去年の夏、自然農を育んでいる川口さんから頂いた本です。彼は最高です。この本を選んだ理由は、日本中にいる自然農を実践者達のお話ときれいな写真が載っていて、アメリカでも自然農の種を植えるのにちょうど良いと思ったからです。簡単に翻訳をしてます。僕が自然農テーマで始めて読んだ本は、福岡正信さんの"The Natural Way of Farming: The Theory and Practice of Green Philosophy"です。そして、この本が第二番目。今度本屋さんで見てみてください。きれいな本です。
There are 2 natural farming books I brought from Japan. One of them is the book to the left titled, "People who live natural farming" that a photo journalist published. This was full of pictures and I was looking at it when I went to Kawaguchi's house. I only had a 5000yen bill and he told me "just take it", and gifted me this book after spending half a day talking to me. He is someone I definitely hope to learn more from, very grounded, humble, and light-hearted.
This book basically holds the stories of various people who were inspired by Kawaguchi and are practicing natural farming all over Japan. Each story is accompanied by a picture of their gardens, full of weeds and garden plants or rice. Beautiful!
I'm hoping to contact the author soon for some of the pictures, but for now I will informally share some of my translations. I hope this will help people explore post-Fukuoka natural farming. As an aside, from what I understand Fukuoka was not the only person practicing and promoting natural farming, nor was he the first. But he did have a huge influence on many farmers in Japan and the world, including Kawaguchi. So, I think of our present time as the post-Fukuoka natural farming era....something like that.
Here is the Prologue (first draft of translation):
"Near the roots of the rice there are living insects. Weeds are growing. There are small creatures living in the nakigara layer. Microorganisms are flourishing. This is also where humans live. We are able to live only where other life thrives."
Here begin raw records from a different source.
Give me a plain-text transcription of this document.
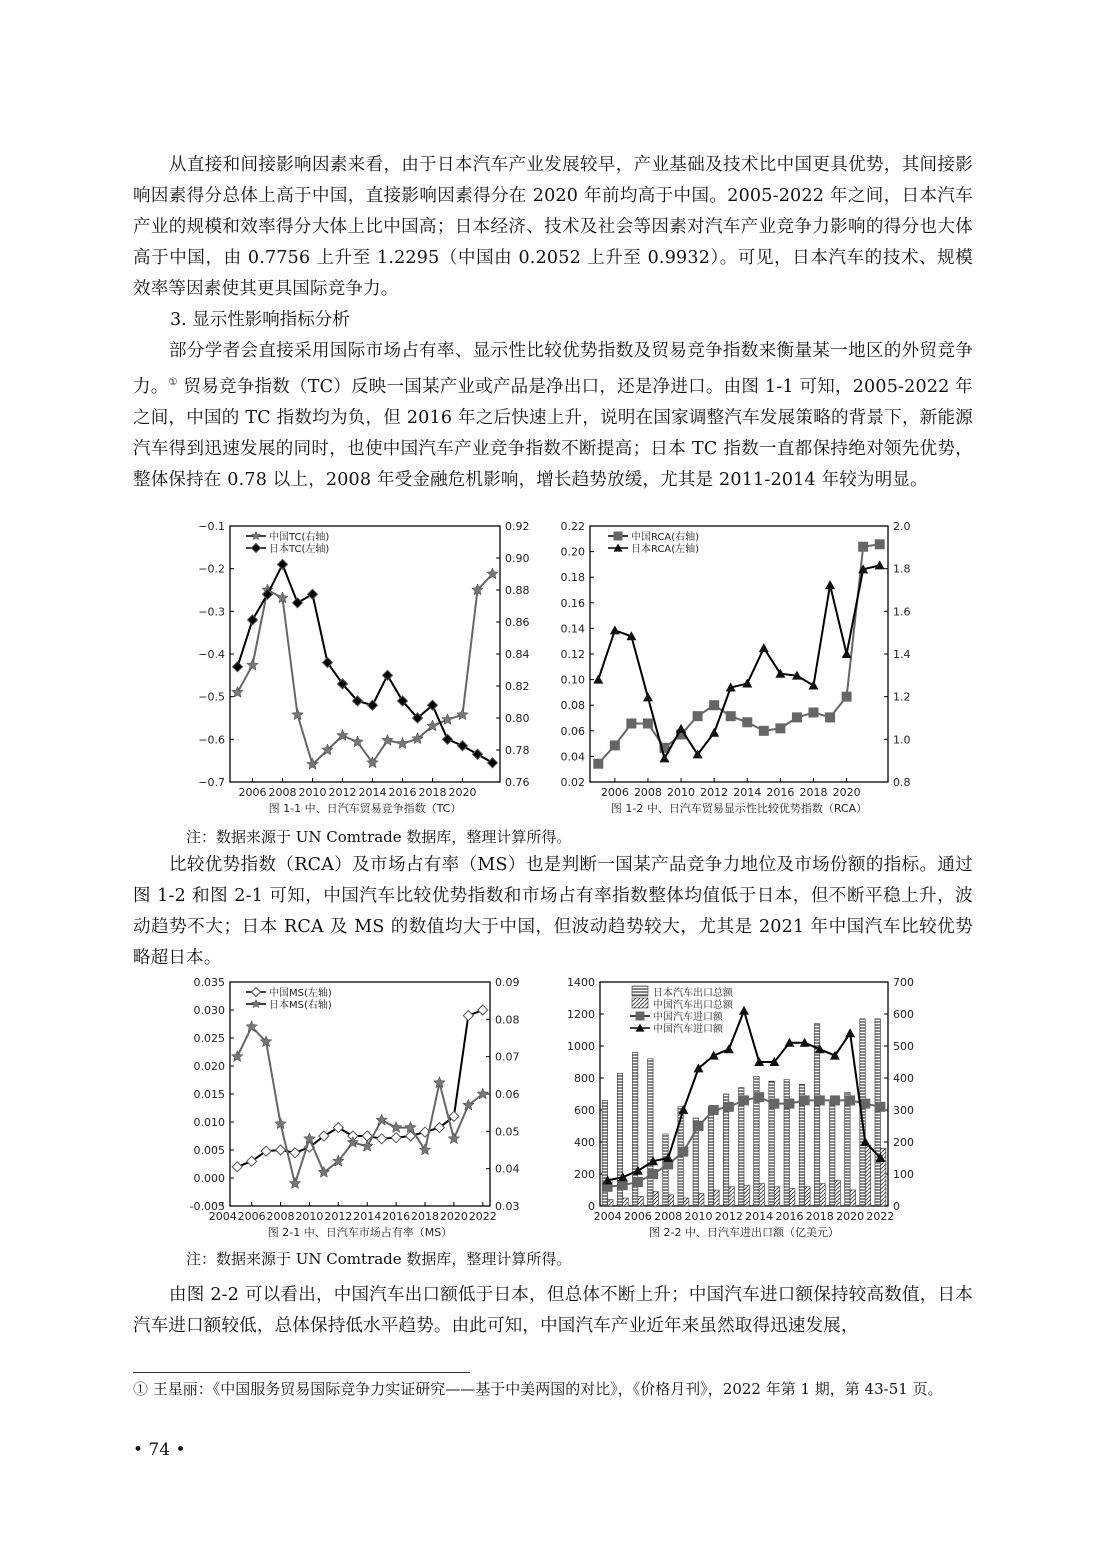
从直接和间接影响因素来看，由于日本汽车产业发展较早，产业基础及技术比中国更具优势，其间接影响因素得分总体上高于中国，直接影响因素得分在 2020 年前均高于中国。2005-2022 年之间，日本汽车产业的规模和效率得分大体上比中国高；日本经济、技术及社会等因素对汽车产业竞争力影响的得分也大体高于中国，由 0.7756 上升至 1.2295（中国由 0.2052 上升至 0.9932）。可见，日本汽车的技术、规模效率等因素使其更具国际竞争力。
3. 显示性影响指标分析
部分学者会直接采用国际市场占有率、显示性比较优势指数及贸易竞争指数来衡量某一地区的外贸竞争力。① 贸易竞争指数（TC）反映一国某产业或产品是净出口，还是净进口。由图 1-1 可知，2005-2022 年之间，中国的 TC 指数均为负，但 2016 年之后快速上升，说明在国家调整汽车发展策略的背景下，新能源汽车得到迅速发展的同时，也使中国汽车产业竞争指数不断提高；日本 TC 指数一直都保持绝对领先优势，整体保持在 0.78 以上，2008 年受金融危机影响，增长趋势放缓，尤其是 2011-2014 年较为明显。
−0.1
−0.2
−0.3
−0.4
−0.5
−0.6
−0.7
0.92
0.90
0.88
0.86
0.84
0.82
0.80
0.78
0.76
2006 2008 2010 2012 2014 2016 2018 2020
中国TC(右轴)
日本TC(左轴)
图 1-1 中、日汽车贸易竞争指数（TC）
0.22
0.20
0.18
0.16
0.14
0.12
0.10
0.08
0.06
0.04
0.02
2.0
1.8
1.6
1.4
1.2
1.0
0.8
2006 2008 2010 2012 2014 2016 2018 2020
中国RCA(右轴)
日本RCA(左轴)
图 1-2 中、日汽车贸易显示性比较优势指数（RCA）
注：数据来源于 UN Comtrade 数据库，整理计算所得。
比较优势指数（RCA）及市场占有率（MS）也是判断一国某产品竞争力地位及市场份额的指标。通过图 1-2 和图 2-1 可知，中国汽车比较优势指数和市场占有率指数整体均值低于日本，但不断平稳上升，波动趋势不大；日本 RCA 及 MS 的数值均大于中国，但波动趋势较大，尤其是 2021 年中国汽车比较优势略超日本。
0.035
0.030
0.025
0.020
0.015
0.010
0.005
0.000
-0.005
0.09
0.08
0.07
0.06
0.05
0.04
0.03
2004 2006 2008 2010 2012 2014 2016 2018 2020 2022
中国MS(左轴)
日本MS(右轴)
图 2-1 中、日汽车市场占有率（MS）
1400
1200
1000
800
600
400
200
0
700
600
500
400
300
200
100
0
2004 2006 2008 2010 2012 2014 2016 2018 2020 2022
日本汽车出口总额
中国汽车出口总额
中国汽车进口额
中国汽车进口额
图 2-2 中、日汽车进出口额（亿美元）
注：数据来源于 UN Comtrade 数据库，整理计算所得。
由图 2-2 可以看出，中国汽车出口额低于日本，但总体不断上升；中国汽车进口额保持较高数值，日本汽车进口额较低，总体保持低水平趋势。由此可知，中国汽车产业近年来虽然取得迅速发展，
① 王星丽：《中国服务贸易国际竞争力实证研究——基于中美两国的对比》，《价格月刊》，2022 年第 1 期，第 43-51 页。
• 74 •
The "natural farming" Kawaguchi Yoshikazu practices in Nara province Sakurai city, is a farming method where you plant what is appropriate for that environment, and you intervene only when necessary in the cultivation of your crop. Recently, there have been an increasing number of people from Hakkaido to Okinawa Japan who practice Kawaguchi's method of rice and vegetable farming. His guidelines are, "no till, no use of fertilizers or pesticides, and not to treat weeds or bugs as your enemy." Just like a tree in the forest naturally grows tall, and the way edible forest plants sprout every year, rice and vegetables are grown in line with the natural order.
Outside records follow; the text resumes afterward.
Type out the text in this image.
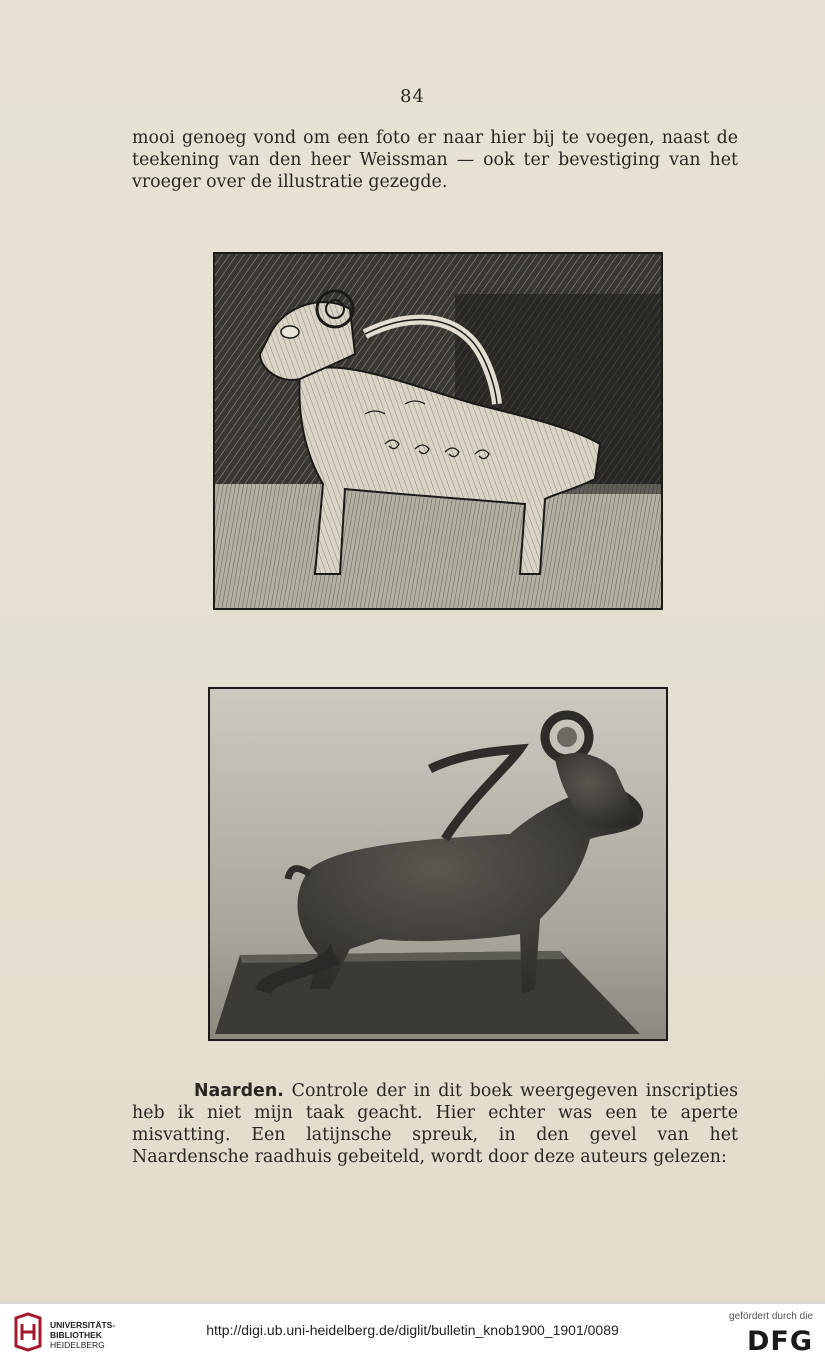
84
mooi genoeg vond om een foto er naar hier bij te voegen, naast de teekening van den heer Weissman — ook ter bevestiging van het vroeger over de illustratie gezegde.
Naarden. Controle der in dit boek weergegeven inscripties heb ik niet mijn taak geacht. Hier echter was een te aperte misvatting. Een latijnsche spreuk, in den gevel van het Naardensche raadhuis gebeiteld, wordt door deze auteurs gelezen:
UNIVERSITÄTS-
BIBLIOTHEK
HEIDELBERG
http://digi.ub.uni-heidelberg.de/diglit/bulletin_knob1900_1901/0089
gefördert durch die
DFG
Nature will flourish in abundance if people do not excessively interfere. By cutting the weeds above the ground and leaving the roots in tact, then laying the tops on the ground, the soil is enriched as the weeds compost and become accessible nutrients. Wild plants will grow anywhere if the conditions are right. I am impressed by the life force of a weed growing out of a crack in the concrete of the city. If you consider vegetables to be a variety of weeds, as long as the conditions are right, it will grow. On the other hand, even wild plants will not grow on land with bad conditions.
The first time I heard of Kawaguchi was in a documentary film "Natural farming -The World of Kawaguchi Yoshikazu - Records of 1995." (Gendai Group productions) Depending on the listener, Kawaguchi's words may sound religious, and his appearance resembles that of a spiritual leader or philosopher.
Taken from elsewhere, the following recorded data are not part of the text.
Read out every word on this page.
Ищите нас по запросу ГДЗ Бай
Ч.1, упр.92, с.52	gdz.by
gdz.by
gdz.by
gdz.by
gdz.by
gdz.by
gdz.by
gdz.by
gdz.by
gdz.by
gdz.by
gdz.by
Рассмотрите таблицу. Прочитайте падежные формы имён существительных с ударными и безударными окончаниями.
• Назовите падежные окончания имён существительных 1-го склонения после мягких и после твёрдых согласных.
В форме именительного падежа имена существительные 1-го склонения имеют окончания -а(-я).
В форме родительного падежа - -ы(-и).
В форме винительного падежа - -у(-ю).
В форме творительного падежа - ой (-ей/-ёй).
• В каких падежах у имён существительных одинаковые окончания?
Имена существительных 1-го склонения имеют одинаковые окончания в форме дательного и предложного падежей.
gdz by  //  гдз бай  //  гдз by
Eventually, I was able to meet Kawaguchi at a farm study group at the "School of Kenji" in Tokyo. Unlike the image in books and in films, he seemed like an ordinary old farmer in any neighborhood, making jokes here and there to get everyone to laugh.
Of course, when Kawaguchi began natural farming in his neighborhood, the farmers around him complained. Weeds would spread seeds into their farms and there would be major outbreaks of pests, so he needs to weed. That was their attitude. Kawaguchi would not argue back and in his mild rural Nara accent respond, "I apologize. Let me think about that." But as time passes, it becomes apparent that even if there are weeds growing in his rice paddies and gardens, it does not adversely affect the surrounding gardens.
When I heard this story, I knew this man was the real deal. It is difficult for people to accept different perspectives. If we argue, we may hurt the other person. Without dismissing these farmers, Kawaguchi demonstrates through his actions. Kawaguchi's character most likely has a lot to do with the increase in people practicing natural farming all over Japan."